# iPhone ProRAW on Lightroom Mobile



## Larry Fasncht (Dec 15, 2020)

Any information on using Lightroom mobile with the new Apple ProRAW format?


----------



## clee01l (Dec 15, 2020)

Larry Fasncht said:


> Any information on using Lightroom mobile with the new Apple ProRAW format?



This was recently discussed in this thread:

https://www.lightroomqueen.com/community/threads/proraw-support.41777/#post-1277047

Sent from my iPad using Tapatalk


----------



## Larry Fasncht (Dec 15, 2020)

Ah, Thank you.  I did make a search but didn’t see that thread.


----------



## SpaceMonkey (Dec 20, 2020)

Is anyone else getting terrible results using pro raw and Lightroom mobile?  The images look fine in the photos app and when imported into Lightroom they are washed out as if the exposure was turned up +4. It’s unusable. I figured my copy of Lightroom hasn’t updated to get the new pro raw update but it is up to date.

Any thoughts?


----------



## SpaceMonkey (Dec 20, 2020)

Here is an image taken in proraw as it looks in the photos app and below is how it looks when imported into Lightroom mobile.


----------



## Larry Fasncht (Dec 21, 2020)

SpaceMonkey said:


> Is anyone else getting terrible results using pro raw and Lightroom mobile?  The images look fine in the photos app and when imported into Lightroom they are washed out as if the exposure was turned up +4. It’s unusable. I figured my copy of Lightroom hasn’t updated to get the new pro raw update but it is up to date.
> 
> Any thoughts?


I have an iPhone 12 Pro Max.  I took some shots with RAW enabled and turned on.  I have Lightroom mobile to auto import from Camera roll.  I shot a few photos with the built in camera in RAW.  I went to Lightroom mobile and they seemed fine.  Definitely not over exposed by 4+ stops.  Does this help?


----------



## SpaceMonkey (Dec 21, 2020)

Well sort of but not really because I have no idea what’s going wrong here. Did you seee the examples I posted above?  It’s beyond horrific.


----------



## SpaceMonkey (Dec 21, 2020)

I deleted Lightroom and reinstalled the app and it seems to be working fine now. The previous install was from when everything transferred from my old phone and this isn’t the only app that got wacky and had to be re installed.


----------



## SpaceMonkey (Dec 23, 2020)

...and the problem came back. I restarted my phone and it went away- proRAW files were imported into Lightroom correctly.  But it just came back again (exposure about 5 stops higher than the photo is taken at and how it looks in the photos app. I’ve switched back to Adobe RAW in ProCamera.   This is very weird how it comes and goes like this. I’d love some answer so I can use the supposedly superior proRAW.


----------



## schretter (Jan 2, 2021)

I have a related comment or maybe two.  The iPhone native edit app knows  how to apply the proraw tone mapping correctly so you get an image that is similar to the jpg.  Lightroom  does not allow is to carry the tone mapping information in the proraw DNG file but can be set to apply a  preset to a raw file inputted to it.  Often that is set with the Adobe Color profile.  Using that preset the proraw files seem to come in better but using the Apple Proraw profile generates  better color but with  a couple of stops less exposure. This can be easily corrected by hitting the auto exposure button.  So my current default process it to include the Apple Proraw profile in my default raw preset and hit auto exposure.  This seems to get close to the Apple editor version.


----------



## SpaceMonkey (Mar 21, 2021)

Still struggling with this. Not all but most images are waaaay overexposed when imported into Lightroom and it’s not just proRAW. It seems an update to LR caused this. I have to lower the exposure by about 1,5 stops for every image and then the shadows and highlights get all messed up. I honestly get better results just using the photos app. I’m getting very fed up with Adobe.
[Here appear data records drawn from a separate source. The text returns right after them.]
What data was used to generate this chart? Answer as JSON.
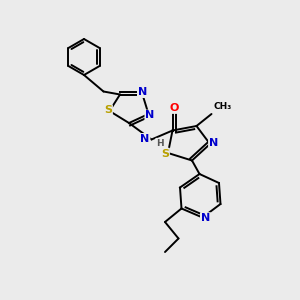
{
  "background_color": "#ebebeb",
  "bond_color": "#000000",
  "atom_colors": {
    "N": "#0000cc",
    "S": "#b8a000",
    "O": "#ff0000",
    "H": "#555555",
    "C": "#000000"
  },
  "lw": 1.4,
  "fs": 8.0
}
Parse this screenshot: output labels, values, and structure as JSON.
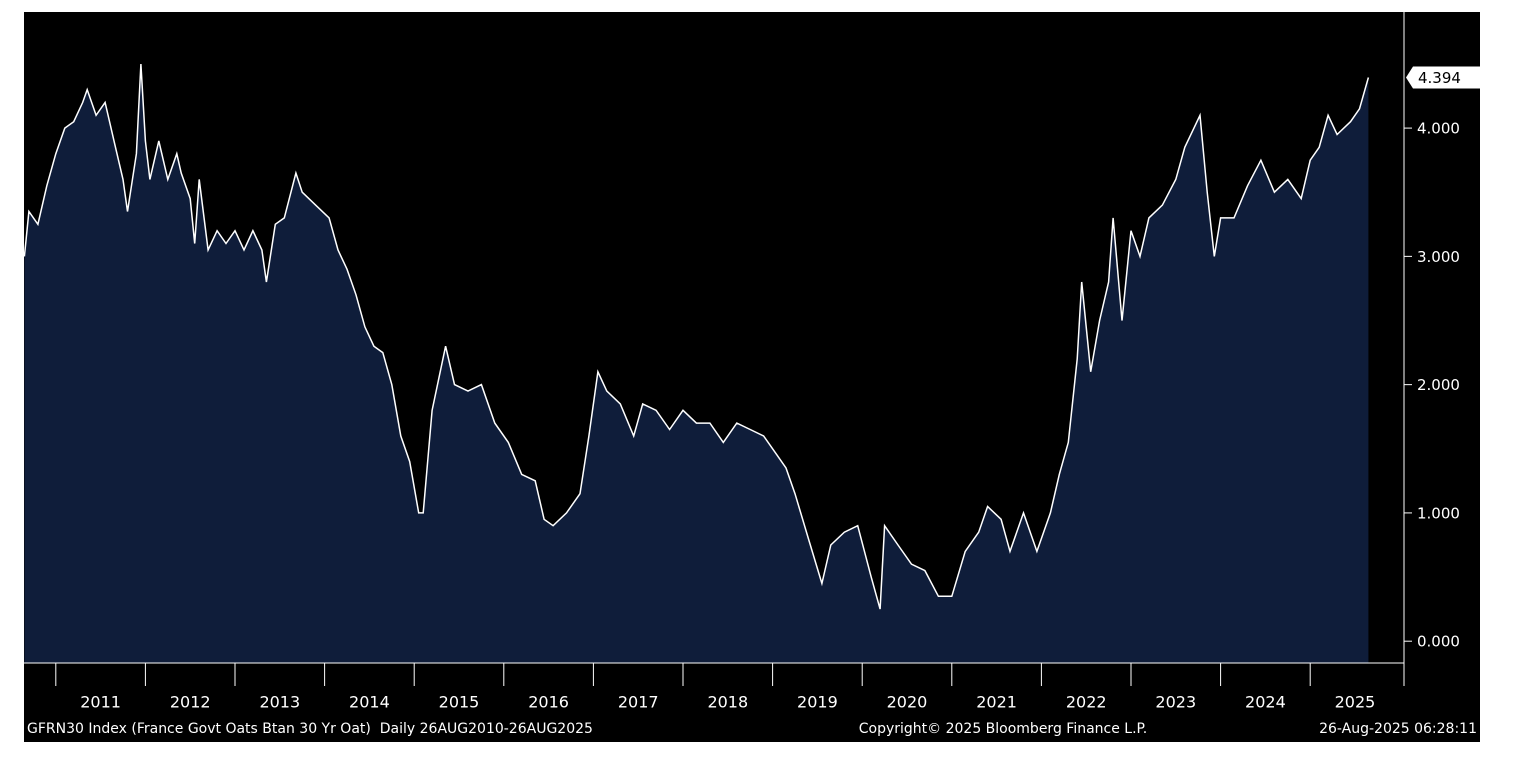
{
  "chart_data": {
    "type": "area",
    "series": [
      {
        "name": "GFRN30 Index",
        "color": "#ffffff",
        "fill": "#0f1d3a",
        "x": [
          2010.65,
          2010.7,
          2010.8,
          2010.9,
          2011.0,
          2011.1,
          2011.2,
          2011.3,
          2011.35,
          2011.45,
          2011.55,
          2011.65,
          2011.75,
          2011.8,
          2011.9,
          2011.95,
          2012.0,
          2012.05,
          2012.15,
          2012.25,
          2012.35,
          2012.4,
          2012.5,
          2012.55,
          2012.6,
          2012.7,
          2012.8,
          2012.9,
          2013.0,
          2013.1,
          2013.2,
          2013.3,
          2013.35,
          2013.45,
          2013.55,
          2013.68,
          2013.75,
          2013.9,
          2014.05,
          2014.15,
          2014.25,
          2014.35,
          2014.45,
          2014.55,
          2014.65,
          2014.75,
          2014.85,
          2014.95,
          2015.05,
          2015.1,
          2015.2,
          2015.35,
          2015.45,
          2015.6,
          2015.75,
          2015.9,
          2016.05,
          2016.2,
          2016.35,
          2016.45,
          2016.55,
          2016.7,
          2016.85,
          2016.95,
          2017.05,
          2017.15,
          2017.3,
          2017.45,
          2017.55,
          2017.7,
          2017.85,
          2018.0,
          2018.15,
          2018.3,
          2018.45,
          2018.6,
          2018.75,
          2018.9,
          2019.05,
          2019.15,
          2019.25,
          2019.4,
          2019.55,
          2019.65,
          2019.8,
          2019.95,
          2020.1,
          2020.2,
          2020.25,
          2020.4,
          2020.55,
          2020.7,
          2020.85,
          2021.0,
          2021.15,
          2021.3,
          2021.4,
          2021.55,
          2021.65,
          2021.8,
          2021.95,
          2022.1,
          2022.2,
          2022.3,
          2022.4,
          2022.45,
          2022.55,
          2022.65,
          2022.75,
          2022.8,
          2022.9,
          2023.0,
          2023.1,
          2023.2,
          2023.35,
          2023.5,
          2023.6,
          2023.77,
          2023.85,
          2023.93,
          2024.0,
          2024.15,
          2024.3,
          2024.45,
          2024.6,
          2024.75,
          2024.9,
          2025.0,
          2025.1,
          2025.2,
          2025.3,
          2025.45,
          2025.55,
          2025.65
        ],
        "values": [
          3.0,
          3.35,
          3.25,
          3.55,
          3.8,
          4.0,
          4.05,
          4.2,
          4.3,
          4.1,
          4.2,
          3.9,
          3.6,
          3.35,
          3.8,
          4.5,
          3.9,
          3.6,
          3.9,
          3.6,
          3.8,
          3.65,
          3.45,
          3.1,
          3.6,
          3.05,
          3.2,
          3.1,
          3.2,
          3.05,
          3.2,
          3.05,
          2.8,
          3.25,
          3.3,
          3.65,
          3.5,
          3.4,
          3.3,
          3.05,
          2.9,
          2.7,
          2.45,
          2.3,
          2.25,
          2.0,
          1.6,
          1.4,
          1.0,
          1.0,
          1.8,
          2.3,
          2.0,
          1.95,
          2.0,
          1.7,
          1.55,
          1.3,
          1.25,
          0.95,
          0.9,
          1.0,
          1.15,
          1.6,
          2.1,
          1.95,
          1.85,
          1.6,
          1.85,
          1.8,
          1.65,
          1.8,
          1.7,
          1.7,
          1.55,
          1.7,
          1.65,
          1.6,
          1.45,
          1.35,
          1.15,
          0.8,
          0.45,
          0.75,
          0.85,
          0.9,
          0.5,
          0.25,
          0.9,
          0.75,
          0.6,
          0.55,
          0.35,
          0.35,
          0.7,
          0.85,
          1.05,
          0.95,
          0.7,
          1.0,
          0.7,
          1.0,
          1.3,
          1.55,
          2.2,
          2.8,
          2.1,
          2.5,
          2.8,
          3.3,
          2.5,
          3.2,
          3.0,
          3.3,
          3.4,
          3.6,
          3.85,
          4.1,
          3.5,
          3.0,
          3.3,
          3.3,
          3.55,
          3.75,
          3.5,
          3.6,
          3.45,
          3.75,
          3.85,
          4.1,
          3.95,
          4.05,
          4.15,
          4.394
        ]
      }
    ],
    "xlim": [
      2010.645,
      2025.98
    ],
    "xticks": [
      2011,
      2012,
      2013,
      2014,
      2015,
      2016,
      2017,
      2018,
      2019,
      2020,
      2021,
      2022,
      2023,
      2024,
      2025
    ],
    "ylim": [
      -0.17,
      4.905
    ],
    "yticks": [
      {
        "value": 0,
        "label": "0.000"
      },
      {
        "value": 1,
        "label": "1.000"
      },
      {
        "value": 2,
        "label": "2.000"
      },
      {
        "value": 3,
        "label": "3.000"
      },
      {
        "value": 4,
        "label": "4.000"
      }
    ],
    "footer_left": "GFRN30 Index (France Govt Oats Btan 30 Yr Oat)  Daily 26AUG2010-26AUG2025",
    "footer_center": "Copyright© 2025 Bloomberg Finance L.P.",
    "footer_right": "26-Aug-2025 06:28:11"
  }
}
this is confounded by the ridiculous unchangable black background  in LR which is very difficult to edit with.  I constantly have to export the images to the photos app and check with a white background and they are often way off. Then it’s a guess and check game. Even more fed up.


----------



## Victoria Bampton (Mar 23, 2021)

SpaceMonkey said:


> Still struggling with this. Not all but most images are waaaay overexposed when imported into Lightroom and it’s not just proRAW. It seems an update to LR caused this. I have to lower the exposure by about 1,5 stops for every image and then the shadows and highlights get all messed up. I honestly get better results just using the photos app. I’m getting very fed up with Adobe.



On all file formats or just ProRaw ones? What defaults do you have set in Settings > Import?


----------